Sérgio Moro, principal convidado do 1º Seminário Nacional sobre Combate à Corrupção e à Lavagem de Dinheiro, disse que não vê obstáculos morais ou jurídicos para levar ao banco dos réus os doleiros, "profissionais do câmbio negro", ainda que aleguem ignorância, recurso conhecido como "teoria da cegueira deliberada", para escapar da responsabilidade penal. Além da Lava-Jato, corrupção sistêmica na Petrobras descoberta com a prisão do doleiro Alberto Youssef, Moro, titular da 13ª Vara Federal de Curitiba, também julgou o caso Banestado, outro escândalo que envolveu a remessa ilegal de dinheiro público para o exterior:

- No caso da Ação Penal 470 (mensalão), essa discussão foi meramente incidental, sem que houvesse um pronunciamento explícito, da maioria dos ministros, no sentido de admitir a responsabilidade do crime de lavagem a título de dolo eventual. O entendimento da maioria dos ministros foi que, ali, a responsabilidade era de dolo direto. Alguns ministros fizeram a referência específica a essa possibilidade, deixando a questão pelo menos apontada como tendência do Supremo Tribunal Federal (STF) a admitir essa responsabilização.

Vestido de preto e acompanhado de três homens com ternos da mesma cor, ele pediu para não dar entrevistas após a palestra. Na saída, assediado pelos repórteres, pediu desculpas por não falar sobre o caso Lava-Jato. Um repórter perguntou se ele se sentia um ídolo nacional. A caminho do elevador, Moro sorriu:

- Não, não.

No mesmo evento, o desembargador federal Fausto De Sanctis, que conduziu o processo da Operação Satiagraha como juiz da 6° Vara Federal de São Paulo, defendeu a revisão da súmula 24, jurisprudência do STF que condiciona o andamento de processos de lavagem de dinheiro oriundo do crime de sonegação fiscal à confirmação do delito pela autoridade administrativa, no caso a Receita Federal. O desembargador disse que essa interpretação tem atrasado processos. No caso dos crimes de corrupção, como é o caso da Lava-Jato, essa exigência não é feita em relação ao TCU, por exemplo.

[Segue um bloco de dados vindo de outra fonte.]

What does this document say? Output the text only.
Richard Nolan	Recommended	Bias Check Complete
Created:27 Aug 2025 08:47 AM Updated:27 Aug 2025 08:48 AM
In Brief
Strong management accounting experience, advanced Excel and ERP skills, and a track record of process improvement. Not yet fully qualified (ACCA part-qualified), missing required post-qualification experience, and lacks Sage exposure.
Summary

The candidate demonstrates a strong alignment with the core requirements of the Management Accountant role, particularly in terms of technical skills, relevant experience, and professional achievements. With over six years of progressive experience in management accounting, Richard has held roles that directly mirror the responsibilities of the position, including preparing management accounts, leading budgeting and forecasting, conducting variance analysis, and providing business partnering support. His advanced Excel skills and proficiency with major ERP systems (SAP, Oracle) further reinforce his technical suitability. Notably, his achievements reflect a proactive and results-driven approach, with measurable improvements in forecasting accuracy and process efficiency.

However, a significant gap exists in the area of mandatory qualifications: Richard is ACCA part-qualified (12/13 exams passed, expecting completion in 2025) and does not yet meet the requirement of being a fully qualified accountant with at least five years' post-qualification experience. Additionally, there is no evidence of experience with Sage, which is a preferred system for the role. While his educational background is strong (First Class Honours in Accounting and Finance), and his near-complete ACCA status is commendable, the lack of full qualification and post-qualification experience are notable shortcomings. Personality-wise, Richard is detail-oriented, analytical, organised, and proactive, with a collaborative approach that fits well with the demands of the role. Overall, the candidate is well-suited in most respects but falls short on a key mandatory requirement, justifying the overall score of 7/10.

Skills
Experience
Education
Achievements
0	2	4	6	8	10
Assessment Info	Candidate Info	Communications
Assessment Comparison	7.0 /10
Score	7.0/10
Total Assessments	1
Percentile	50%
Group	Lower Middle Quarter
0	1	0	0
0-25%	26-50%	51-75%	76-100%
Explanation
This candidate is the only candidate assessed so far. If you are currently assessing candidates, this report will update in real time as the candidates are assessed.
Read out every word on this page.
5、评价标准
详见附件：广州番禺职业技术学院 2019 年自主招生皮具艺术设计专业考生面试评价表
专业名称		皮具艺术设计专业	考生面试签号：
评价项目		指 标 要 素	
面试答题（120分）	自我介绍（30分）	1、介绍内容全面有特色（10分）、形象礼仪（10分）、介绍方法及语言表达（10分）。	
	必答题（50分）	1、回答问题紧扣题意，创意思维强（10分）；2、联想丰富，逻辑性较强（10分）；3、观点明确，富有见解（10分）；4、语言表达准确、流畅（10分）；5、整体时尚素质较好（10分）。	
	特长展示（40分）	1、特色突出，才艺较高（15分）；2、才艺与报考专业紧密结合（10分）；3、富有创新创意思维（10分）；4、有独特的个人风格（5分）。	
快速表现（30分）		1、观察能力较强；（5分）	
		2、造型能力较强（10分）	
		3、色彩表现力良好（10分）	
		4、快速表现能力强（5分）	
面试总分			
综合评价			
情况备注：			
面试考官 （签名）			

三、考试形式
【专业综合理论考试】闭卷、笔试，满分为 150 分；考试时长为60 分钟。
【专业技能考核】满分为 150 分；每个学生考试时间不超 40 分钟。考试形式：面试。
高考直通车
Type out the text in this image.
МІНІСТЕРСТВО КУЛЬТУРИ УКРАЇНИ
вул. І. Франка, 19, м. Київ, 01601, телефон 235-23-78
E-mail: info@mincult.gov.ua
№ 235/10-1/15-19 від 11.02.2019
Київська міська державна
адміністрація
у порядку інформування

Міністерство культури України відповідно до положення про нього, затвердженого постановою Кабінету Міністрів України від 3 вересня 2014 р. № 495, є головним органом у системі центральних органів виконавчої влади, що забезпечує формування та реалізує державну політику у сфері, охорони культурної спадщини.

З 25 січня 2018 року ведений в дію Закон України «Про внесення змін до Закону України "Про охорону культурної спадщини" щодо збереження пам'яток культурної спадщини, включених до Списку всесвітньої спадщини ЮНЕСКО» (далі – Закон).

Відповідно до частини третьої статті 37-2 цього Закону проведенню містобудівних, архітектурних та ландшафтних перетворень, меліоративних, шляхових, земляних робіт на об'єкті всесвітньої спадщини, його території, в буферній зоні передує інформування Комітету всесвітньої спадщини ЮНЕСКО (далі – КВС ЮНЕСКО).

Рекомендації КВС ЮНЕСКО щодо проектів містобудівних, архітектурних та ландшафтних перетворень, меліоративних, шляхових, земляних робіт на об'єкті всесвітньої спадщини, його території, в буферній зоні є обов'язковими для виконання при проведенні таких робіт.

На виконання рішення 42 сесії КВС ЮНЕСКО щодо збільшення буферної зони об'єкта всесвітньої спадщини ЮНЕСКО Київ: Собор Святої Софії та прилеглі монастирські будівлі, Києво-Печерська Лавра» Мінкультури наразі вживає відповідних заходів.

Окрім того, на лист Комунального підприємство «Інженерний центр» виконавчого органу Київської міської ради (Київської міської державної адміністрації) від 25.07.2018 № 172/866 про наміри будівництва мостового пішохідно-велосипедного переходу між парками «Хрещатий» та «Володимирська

De Sanctis rebate advogados

De Sanctis rebateu as críticas recorrentes dos advogados de defesa de investigados em crimes financeiros contra supostos abusos dos magistrados na condução dos processos. Ele afirmou que a natureza complexa dos crimes financeiros exige dos juízes a iniciativa de sair dos métodos convencionais de produção de provas e de punição.

- Multa, prestação de serviços à comunidade, isso não intimida ninguém, principalmente em crimes econômicos. Então, a prisão tem que ser essa resposta, nem que seja mínima - disse o desembargador.

Embora tenha se definido como "apolítico" para ressaltar que falava de governos específicos, De Sanctis afirmou que o crime organizado só se mantém quando o Estado é omisso e usado para se perpetuar no poder.